10. Think inside, outside and about the box

a. Think inside the box to understand your strengths and weakness,
b. Think about the box to understand your paradigms and constraints, and
c. Think outside the box to understand your customers, your competitors and the environment, and to eliminate stale paradigms and break constraints.

11. Strive to find the unique balance that works for your organisation (and at what time)

a. Open vs. closed approach to intellectual property creation
b. Unstructured creativity vs. structured/rigorous deployment of creativity
c. First-to-market vs. first-in-market, bleeding edge vs. leading edge vs. follower
d. Risk taking vs. risk aversion.

12. Make innovation a core competency

a. Consistently translate opportunities and creativity into business value – innovation is a process – drive and manage it accordingly
b. Continuously explore, build the knowledge-base and absorb into the organisation
c. Be able to think divergently and convergently, but not simultaneously
d. Identify, clarify and manage the unknowns
e. Centralise coordination  and use a common platform
f. Measure, learn and adapt your overall approach à repeat
g. Reward actions and not only outcomes
h. Focus solutions on the “job to be done” – not the tool
i. Task the right people with the right job
j. First focus on effectiveness, then efficiency.

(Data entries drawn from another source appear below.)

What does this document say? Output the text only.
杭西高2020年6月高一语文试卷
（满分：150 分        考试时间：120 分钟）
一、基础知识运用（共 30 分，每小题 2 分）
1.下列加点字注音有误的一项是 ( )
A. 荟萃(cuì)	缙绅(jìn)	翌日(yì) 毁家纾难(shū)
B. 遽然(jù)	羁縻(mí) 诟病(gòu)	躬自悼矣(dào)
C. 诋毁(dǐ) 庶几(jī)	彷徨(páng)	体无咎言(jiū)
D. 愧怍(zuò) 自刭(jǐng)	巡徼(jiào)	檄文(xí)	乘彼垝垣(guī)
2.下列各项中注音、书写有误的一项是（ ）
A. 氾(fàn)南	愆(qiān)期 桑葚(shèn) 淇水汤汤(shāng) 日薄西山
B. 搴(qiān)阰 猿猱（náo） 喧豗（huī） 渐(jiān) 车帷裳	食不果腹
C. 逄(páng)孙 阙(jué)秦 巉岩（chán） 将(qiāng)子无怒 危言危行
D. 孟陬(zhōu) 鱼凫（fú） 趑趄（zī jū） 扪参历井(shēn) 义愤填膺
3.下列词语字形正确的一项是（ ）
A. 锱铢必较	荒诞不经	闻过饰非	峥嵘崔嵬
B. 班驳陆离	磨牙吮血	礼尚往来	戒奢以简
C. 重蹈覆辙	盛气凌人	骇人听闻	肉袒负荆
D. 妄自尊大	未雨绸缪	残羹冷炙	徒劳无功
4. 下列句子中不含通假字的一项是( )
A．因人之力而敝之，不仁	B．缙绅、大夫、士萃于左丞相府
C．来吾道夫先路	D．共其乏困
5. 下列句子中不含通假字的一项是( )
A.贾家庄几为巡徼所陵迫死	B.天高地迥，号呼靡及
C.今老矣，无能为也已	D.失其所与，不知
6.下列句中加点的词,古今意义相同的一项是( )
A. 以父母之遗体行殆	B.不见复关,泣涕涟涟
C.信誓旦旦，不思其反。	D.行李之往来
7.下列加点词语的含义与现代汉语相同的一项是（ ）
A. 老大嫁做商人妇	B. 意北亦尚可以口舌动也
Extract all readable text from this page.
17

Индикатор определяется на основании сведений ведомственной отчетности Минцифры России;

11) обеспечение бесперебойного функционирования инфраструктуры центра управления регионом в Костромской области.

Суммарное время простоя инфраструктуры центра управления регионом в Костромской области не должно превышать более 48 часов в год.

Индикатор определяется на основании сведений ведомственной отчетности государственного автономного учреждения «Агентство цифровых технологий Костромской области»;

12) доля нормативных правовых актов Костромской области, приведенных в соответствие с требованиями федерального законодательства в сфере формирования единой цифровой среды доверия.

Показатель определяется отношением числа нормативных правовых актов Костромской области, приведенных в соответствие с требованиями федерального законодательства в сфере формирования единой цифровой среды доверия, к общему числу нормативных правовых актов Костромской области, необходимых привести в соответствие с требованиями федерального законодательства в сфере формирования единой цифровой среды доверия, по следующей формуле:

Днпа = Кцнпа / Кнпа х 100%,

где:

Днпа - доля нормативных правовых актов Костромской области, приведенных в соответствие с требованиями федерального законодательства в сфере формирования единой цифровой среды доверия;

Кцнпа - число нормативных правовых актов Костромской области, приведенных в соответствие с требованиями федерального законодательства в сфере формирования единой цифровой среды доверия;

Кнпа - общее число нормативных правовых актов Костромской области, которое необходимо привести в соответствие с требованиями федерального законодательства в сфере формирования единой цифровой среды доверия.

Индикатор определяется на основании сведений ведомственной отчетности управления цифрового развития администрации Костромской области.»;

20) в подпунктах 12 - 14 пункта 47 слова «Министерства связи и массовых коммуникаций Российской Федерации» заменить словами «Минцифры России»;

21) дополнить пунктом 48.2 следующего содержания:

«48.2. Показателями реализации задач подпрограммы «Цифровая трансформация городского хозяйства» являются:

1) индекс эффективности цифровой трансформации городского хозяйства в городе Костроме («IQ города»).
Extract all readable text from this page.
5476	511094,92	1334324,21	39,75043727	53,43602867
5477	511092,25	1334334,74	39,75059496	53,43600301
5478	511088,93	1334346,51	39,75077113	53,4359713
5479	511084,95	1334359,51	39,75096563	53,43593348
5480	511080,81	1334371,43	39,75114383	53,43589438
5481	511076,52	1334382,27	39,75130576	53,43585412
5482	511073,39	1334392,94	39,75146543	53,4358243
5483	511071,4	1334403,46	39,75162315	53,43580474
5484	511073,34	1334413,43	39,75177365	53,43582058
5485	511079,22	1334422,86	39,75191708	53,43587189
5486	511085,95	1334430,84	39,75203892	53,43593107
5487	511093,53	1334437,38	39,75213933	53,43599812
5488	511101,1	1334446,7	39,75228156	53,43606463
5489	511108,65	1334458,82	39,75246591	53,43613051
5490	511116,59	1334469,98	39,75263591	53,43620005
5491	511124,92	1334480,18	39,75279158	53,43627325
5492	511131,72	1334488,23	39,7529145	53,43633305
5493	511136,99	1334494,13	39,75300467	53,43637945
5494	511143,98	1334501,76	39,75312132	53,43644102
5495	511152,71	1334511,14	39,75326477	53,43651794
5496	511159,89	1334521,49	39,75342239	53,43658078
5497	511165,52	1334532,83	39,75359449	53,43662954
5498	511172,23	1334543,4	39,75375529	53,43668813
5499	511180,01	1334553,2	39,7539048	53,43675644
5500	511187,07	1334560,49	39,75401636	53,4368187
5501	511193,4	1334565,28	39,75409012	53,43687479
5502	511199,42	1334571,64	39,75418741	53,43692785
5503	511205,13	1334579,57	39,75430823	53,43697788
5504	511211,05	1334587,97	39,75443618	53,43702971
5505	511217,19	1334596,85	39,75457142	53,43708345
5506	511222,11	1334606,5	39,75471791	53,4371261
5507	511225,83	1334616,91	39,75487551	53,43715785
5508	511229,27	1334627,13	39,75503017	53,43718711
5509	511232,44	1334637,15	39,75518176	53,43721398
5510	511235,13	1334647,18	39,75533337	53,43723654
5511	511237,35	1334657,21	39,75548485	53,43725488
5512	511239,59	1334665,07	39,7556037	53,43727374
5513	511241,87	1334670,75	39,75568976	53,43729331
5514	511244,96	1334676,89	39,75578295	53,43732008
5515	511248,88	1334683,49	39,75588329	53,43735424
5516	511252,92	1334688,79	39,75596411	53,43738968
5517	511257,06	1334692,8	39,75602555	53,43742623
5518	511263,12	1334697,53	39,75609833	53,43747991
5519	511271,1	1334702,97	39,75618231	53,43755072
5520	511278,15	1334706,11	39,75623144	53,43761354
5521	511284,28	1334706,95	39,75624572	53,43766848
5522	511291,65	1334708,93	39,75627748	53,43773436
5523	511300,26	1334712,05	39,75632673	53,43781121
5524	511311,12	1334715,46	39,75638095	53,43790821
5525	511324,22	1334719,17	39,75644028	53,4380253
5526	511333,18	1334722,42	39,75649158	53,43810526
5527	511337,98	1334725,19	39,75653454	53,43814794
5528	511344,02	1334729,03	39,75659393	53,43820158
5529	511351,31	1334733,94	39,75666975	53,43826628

The objective is now to expose these principles to debate by highlighting where they have worked, where they haven’t, proposing deletions and proposing alternatives. This is a process of refinement and it requires your thoughtful input. For this the dedicated forum at InnovationManagementForum.com is made available.

By Heinz Essmann, contributing editor, South Africa

About the author

Heinz is a perpetual student, having spent much of the last 9 years understanding how companies are built, run and renewed through innovation. He obtained his PhD in Industrial Engineering on the topic of assessing and improving organisational innovation capability. Heinz has more than 5 years of experience in deploying a variety of tools and methods for business building, improvement and renewal as a researcher, business engineering and programme manager at the Innovation Management firm Indutech. Clients range from new and small companies, new spin-off units focussed on innovation, to large corporates and government organisations. He also lectures to final year Industrial Engineering students at Stellenbosch University on the topics of Innovation Management and Enterprise Engineering.